Visalia manufacturer expanding, adding 75 jobs

Kaweah Container, Inc., has purchased the 174,000 square-foot former Alcoa/Reynolds plant on Goshen Avenue in the Visalia Industrial Park. The 1970s-built facility on 12 acres has been vacant for six years.

 

President of Kaweah Container Robert Reeves said the large facility is being remolded and equipped to make corrugated boxes, mostly for the food industry.

Food making and shipping is big business in Tulare County, and Kaweah Container has been on a roll to capture more of that business.

"Since I came to the company in 2004, Kaweah Container has grown from around 17 employees to 170," Reeves said.

The firm has facilities in Cutler, where it originated next to the Wileman Bros & Elliott packing facility. It also has operations in Livermore, where it makes boxes, and in Visalia, where it leases a 77,000 square-foot office and distribution center. That building also houses the company’s corporate offices. The lease is up early next year.

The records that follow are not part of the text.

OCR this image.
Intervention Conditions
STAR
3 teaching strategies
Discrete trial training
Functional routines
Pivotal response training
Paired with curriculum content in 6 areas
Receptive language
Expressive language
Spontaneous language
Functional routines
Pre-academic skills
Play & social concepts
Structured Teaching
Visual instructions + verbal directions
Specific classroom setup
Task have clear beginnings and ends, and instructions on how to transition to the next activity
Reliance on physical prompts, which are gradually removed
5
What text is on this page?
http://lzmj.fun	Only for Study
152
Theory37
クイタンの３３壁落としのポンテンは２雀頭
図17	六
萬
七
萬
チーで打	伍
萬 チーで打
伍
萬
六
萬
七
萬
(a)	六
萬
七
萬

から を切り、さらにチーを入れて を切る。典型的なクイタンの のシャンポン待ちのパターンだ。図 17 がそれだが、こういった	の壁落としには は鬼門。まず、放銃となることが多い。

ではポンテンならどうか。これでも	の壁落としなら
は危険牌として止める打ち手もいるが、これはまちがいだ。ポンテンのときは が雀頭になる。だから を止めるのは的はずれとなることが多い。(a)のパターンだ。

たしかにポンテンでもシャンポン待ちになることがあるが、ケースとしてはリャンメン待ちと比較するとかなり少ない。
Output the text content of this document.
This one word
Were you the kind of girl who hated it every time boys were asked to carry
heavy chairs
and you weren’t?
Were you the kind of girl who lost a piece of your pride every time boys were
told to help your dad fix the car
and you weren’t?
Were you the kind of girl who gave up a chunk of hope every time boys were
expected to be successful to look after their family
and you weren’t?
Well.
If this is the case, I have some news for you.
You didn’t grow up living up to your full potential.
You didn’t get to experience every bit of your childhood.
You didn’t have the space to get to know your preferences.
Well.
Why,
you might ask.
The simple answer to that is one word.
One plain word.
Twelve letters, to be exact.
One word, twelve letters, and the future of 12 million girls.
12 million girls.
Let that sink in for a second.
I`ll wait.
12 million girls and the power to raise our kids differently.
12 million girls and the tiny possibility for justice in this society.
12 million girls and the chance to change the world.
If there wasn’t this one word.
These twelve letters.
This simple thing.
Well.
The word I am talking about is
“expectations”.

“Now that we have purchased the Goshen Avenue building, we have a game plan to expand rapidly," Reeves said, adding about 75 jobs. The schedule includes opening the new plant in January and being fully operational by mid-year.

“Our major customers come from the dairy, Mexican food and other frozen food businesses," Reeves said, although the company also makes boxes for field ag use as well.

The new facility will also be the corporate office for both Kaweah Container and parent company Wileman Bros & Elliott. Reeves said the new building will house around 100 hourly workers and 30 to 40 administrative staff who will relocate from the leased Visalia facility.

Helping to make the purchase possible is the sale of Wilman Bros & Elliott’s CCPI juice plant in Lindsay, which was announced recently. "We wanted to use the capital in what we see as our core business,” said juice plant owner Tommy Elliott. The firm has its roots in tree fruit and citrus growing in Cutler-Orosi and Visalia.

Tulare County has a major presence in the container and packaging industry, including the No. 1 player in the business — International Paper — with a big cup-making plant in Visalia employing 320 and International Paper’s Weyerhaueser division employing 150 in Exeter at a corrugated box-making plant.

Tulare County Economic Development Corp. Manager Mike Washam said a ribbon cutting ceremony for Kaweah Container is planned for December. Washam says when Kaweah bought the building, a temporary tenant — GreenTech, Inc., moved its small operation to a vacant building in Sultana.

Since the Goshen Avenue plant closed in 2007, Reynolds sold the property to an investment group who sold it this month to Kaweah Container. The property had been on the market for $9.2 million in 2010, but sold for about $5.3 million.

Handling the sale were Doug Burr of Burr Commercial, Arnel Koster of Schuil & Associates and Matt Graham of Hyde Commercial.

Burr said this year industrial property is selling for $20 to $25 per square foot. "The good news is that 90 percent of the buyers this year have been owner/operators,” instead of just investors, he said.

That means active businesses are filling empty buildings.